Friday, May 18, 2007

Faith - iii - the 'Experiential' approach

Today we want to consider that which is the other side, the other extreme of faith. Originally, experience, to put it simplistically, was the hallmark of Liberal Protestant Christianity and theology. It was seen as the means of understanding Christianity's relevancy in a 'modern' world where miracles and the supernatural were rejected outright as violations of the closed system of nature and rationale thought. If the very and most mysterious tenets of the faith were to be discarded, experience became the very essence of faith in Jesus Christ.

In our own modern/post-modern world, experience does not necessarily mean the same thing, or function for the individual believer in the same manner. No, instead, experience has to do with transcending the transcendent - that is, it is a manner of "feeling" something in the midst of worship, prayer, or anything else that can come under the label of "Christian". Today experience is an important hallmark for many self-proclaimed 'emergent' churches and Christians, as a subtle (or not so subtle) way of diminishing the importance of doctrine, while at the same time, supposedly uplifting the centrality of the dynamic of relationship between humanity and God.And this is the very problem of this second extreme. It is enslaved to a set sense of feelings; and it holds true faith captive to the expectation of those feelings being continually experienced in an ongoing manner. For those feelings not to be experienced, whether in the context of worship or any other "Christian" activity, is to invalidate the power or validity of an event which in truth is subject purely to God's sovereign act.

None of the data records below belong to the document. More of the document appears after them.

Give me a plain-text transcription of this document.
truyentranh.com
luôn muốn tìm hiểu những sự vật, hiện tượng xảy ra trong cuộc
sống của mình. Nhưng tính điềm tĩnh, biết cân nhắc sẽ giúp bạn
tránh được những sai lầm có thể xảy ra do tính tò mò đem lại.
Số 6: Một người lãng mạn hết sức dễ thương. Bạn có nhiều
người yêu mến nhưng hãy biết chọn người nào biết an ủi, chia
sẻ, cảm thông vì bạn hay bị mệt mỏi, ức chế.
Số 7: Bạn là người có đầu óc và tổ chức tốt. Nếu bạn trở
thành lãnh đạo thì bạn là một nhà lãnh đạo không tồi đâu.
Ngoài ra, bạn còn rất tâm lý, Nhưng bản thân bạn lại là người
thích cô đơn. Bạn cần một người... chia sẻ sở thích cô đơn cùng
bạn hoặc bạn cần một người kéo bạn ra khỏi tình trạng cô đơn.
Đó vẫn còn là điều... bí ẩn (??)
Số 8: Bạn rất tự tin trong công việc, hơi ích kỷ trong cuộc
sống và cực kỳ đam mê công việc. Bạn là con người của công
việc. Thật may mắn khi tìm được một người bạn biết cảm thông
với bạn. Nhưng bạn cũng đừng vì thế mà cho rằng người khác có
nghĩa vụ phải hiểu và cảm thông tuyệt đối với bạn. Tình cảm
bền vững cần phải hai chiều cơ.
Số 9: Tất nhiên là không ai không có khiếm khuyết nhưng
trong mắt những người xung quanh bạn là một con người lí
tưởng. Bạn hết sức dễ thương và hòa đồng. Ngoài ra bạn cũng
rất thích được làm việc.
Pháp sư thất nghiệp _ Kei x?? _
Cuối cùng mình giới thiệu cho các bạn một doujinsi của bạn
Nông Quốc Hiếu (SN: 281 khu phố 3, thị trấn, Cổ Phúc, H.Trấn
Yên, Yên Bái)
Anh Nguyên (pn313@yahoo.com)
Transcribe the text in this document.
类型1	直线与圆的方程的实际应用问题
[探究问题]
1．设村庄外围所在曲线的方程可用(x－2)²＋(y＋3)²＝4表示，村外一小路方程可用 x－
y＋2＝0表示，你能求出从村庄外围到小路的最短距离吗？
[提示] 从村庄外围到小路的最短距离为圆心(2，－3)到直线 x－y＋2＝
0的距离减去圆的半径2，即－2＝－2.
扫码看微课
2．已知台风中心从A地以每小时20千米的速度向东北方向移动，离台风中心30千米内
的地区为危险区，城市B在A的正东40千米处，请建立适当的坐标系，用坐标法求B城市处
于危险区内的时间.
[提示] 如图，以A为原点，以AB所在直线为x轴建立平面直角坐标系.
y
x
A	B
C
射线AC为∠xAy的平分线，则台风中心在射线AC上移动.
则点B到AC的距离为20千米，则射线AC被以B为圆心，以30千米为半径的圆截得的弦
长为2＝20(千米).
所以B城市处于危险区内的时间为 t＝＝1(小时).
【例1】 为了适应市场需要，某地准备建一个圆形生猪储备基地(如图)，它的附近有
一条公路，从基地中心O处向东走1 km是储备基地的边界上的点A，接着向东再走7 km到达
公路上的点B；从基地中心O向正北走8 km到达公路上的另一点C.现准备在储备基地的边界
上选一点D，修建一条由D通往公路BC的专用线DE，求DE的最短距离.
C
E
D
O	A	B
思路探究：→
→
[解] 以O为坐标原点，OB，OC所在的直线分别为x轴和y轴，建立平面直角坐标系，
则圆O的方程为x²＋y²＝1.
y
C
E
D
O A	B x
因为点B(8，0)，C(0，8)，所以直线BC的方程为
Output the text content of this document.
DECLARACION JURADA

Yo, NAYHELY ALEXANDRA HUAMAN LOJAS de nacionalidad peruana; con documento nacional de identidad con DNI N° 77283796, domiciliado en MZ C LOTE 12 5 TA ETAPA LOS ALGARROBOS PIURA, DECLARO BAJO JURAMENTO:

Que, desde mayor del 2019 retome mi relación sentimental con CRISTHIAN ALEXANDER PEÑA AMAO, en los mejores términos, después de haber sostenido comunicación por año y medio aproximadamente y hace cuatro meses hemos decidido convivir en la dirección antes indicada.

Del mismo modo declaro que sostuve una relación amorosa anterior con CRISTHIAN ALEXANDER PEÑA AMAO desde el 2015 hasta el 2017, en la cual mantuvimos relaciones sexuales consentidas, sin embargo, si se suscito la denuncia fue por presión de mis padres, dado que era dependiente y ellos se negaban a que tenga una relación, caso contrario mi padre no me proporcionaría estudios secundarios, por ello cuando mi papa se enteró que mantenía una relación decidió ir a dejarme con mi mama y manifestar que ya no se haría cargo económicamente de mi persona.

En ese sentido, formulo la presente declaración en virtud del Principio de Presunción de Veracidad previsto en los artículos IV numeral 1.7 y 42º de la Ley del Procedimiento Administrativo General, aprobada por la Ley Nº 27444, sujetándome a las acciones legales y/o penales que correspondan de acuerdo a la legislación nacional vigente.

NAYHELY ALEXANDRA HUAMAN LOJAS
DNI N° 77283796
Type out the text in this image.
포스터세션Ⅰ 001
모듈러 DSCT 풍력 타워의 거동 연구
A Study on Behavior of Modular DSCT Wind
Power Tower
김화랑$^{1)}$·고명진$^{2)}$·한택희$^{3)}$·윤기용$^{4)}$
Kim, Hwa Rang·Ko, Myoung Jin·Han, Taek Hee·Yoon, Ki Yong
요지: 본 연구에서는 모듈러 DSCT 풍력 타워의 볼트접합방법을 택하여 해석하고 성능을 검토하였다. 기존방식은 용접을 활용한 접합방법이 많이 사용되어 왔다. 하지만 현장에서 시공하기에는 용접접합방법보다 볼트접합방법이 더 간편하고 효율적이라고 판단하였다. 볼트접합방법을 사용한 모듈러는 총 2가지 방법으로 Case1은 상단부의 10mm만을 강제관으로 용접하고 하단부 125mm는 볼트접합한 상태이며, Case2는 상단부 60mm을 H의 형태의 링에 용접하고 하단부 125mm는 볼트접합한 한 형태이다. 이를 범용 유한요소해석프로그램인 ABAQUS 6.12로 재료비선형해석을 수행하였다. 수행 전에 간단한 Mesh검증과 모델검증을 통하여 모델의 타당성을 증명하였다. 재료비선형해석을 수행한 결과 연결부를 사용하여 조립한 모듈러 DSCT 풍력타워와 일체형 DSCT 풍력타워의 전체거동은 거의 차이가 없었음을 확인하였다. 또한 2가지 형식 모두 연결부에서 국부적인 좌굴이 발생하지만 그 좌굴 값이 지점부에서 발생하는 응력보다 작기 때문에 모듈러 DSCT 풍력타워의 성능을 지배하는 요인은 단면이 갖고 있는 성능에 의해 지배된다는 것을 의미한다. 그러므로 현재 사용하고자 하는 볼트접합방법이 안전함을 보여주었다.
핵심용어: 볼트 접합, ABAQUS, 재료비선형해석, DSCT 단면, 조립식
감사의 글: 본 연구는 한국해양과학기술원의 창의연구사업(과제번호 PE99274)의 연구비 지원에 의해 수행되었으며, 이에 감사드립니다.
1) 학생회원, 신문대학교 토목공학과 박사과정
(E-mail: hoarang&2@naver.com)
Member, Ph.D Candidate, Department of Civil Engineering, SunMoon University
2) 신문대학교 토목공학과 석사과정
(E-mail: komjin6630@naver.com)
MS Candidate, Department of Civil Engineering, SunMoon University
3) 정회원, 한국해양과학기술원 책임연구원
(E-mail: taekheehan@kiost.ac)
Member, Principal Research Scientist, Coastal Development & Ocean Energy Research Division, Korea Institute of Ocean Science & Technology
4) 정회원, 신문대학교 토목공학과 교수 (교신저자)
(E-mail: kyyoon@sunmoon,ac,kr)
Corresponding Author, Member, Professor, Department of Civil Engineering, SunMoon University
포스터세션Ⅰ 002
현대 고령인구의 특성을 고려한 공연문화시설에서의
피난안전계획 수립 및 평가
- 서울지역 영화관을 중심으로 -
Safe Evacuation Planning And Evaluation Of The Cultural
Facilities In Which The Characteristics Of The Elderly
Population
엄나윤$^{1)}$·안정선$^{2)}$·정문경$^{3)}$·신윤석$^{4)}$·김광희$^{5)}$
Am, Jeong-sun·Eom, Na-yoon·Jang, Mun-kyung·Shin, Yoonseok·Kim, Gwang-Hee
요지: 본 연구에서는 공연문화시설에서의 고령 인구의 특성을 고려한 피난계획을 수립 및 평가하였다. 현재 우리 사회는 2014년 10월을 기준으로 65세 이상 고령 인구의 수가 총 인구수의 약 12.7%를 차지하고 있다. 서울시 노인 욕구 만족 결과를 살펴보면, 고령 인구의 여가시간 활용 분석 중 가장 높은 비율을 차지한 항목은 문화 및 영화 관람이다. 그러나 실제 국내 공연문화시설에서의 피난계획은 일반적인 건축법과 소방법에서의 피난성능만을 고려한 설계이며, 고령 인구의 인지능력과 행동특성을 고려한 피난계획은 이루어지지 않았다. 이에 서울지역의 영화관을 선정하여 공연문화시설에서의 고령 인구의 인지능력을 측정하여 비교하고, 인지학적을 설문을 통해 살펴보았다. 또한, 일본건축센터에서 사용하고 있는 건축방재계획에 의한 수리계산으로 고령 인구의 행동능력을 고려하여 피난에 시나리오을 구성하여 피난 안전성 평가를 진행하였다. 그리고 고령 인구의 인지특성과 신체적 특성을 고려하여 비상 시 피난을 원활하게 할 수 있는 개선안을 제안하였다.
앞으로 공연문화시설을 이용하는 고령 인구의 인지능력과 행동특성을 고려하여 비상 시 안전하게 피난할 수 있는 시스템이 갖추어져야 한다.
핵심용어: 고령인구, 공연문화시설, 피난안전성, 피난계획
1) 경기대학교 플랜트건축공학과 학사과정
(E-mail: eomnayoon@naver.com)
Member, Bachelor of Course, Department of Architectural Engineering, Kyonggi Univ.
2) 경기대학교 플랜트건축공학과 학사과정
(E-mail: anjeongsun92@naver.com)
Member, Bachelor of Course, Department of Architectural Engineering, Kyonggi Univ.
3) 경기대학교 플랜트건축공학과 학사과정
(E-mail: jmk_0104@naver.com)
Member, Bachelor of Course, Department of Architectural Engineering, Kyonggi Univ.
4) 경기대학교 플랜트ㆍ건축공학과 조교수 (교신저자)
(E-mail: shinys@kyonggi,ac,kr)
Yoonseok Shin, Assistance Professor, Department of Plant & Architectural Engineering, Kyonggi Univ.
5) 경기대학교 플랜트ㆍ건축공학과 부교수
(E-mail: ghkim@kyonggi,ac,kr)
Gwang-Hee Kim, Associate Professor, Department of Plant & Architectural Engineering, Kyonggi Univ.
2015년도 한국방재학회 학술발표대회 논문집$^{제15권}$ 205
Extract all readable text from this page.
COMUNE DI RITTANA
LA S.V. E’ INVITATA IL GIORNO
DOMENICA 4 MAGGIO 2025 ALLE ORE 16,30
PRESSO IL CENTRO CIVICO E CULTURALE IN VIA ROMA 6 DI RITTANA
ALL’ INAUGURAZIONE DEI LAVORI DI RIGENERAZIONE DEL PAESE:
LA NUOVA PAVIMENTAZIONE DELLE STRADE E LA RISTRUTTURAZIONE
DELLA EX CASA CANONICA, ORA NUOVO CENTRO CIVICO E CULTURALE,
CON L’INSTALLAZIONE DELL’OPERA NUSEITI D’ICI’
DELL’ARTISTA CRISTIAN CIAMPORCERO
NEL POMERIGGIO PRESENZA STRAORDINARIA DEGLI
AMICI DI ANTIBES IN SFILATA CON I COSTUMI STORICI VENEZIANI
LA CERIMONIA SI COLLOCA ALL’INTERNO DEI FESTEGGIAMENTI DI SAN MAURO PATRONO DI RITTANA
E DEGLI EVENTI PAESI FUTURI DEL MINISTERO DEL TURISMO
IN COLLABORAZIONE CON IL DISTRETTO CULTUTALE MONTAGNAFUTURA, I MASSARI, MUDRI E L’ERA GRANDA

This approach to faith, too, sets up a false dichotomy that pits the intellect against experience. This particular extreme puts God as the object of our determinations, and the individual as the subject who determines what is real, what is valid via their own 'experience'. Humanity becomes the real authority on what is real. Individuals become the arbiter of truth as it transcends their emotions and feelings. This becomes. then, an Ebionitic Christ, being driven by the flesh, rather than the Spirit of God. Experience, a repetition of these all-important "religious" feelings, becomes the god that is worshipped, not the Triune God of grace, revealed in Jesus Christ. Our faith must be rooted in trusting in the both the veracity of Scripture's testimony of who Jesus is, and what He has done, and that He is as good as the Scriptures tell us He is (that is, the love of God in Jesus Christ for humanity). Only a faith that transcends any "feelings" is a faith that is in Jesus Christ as Savior and Lord.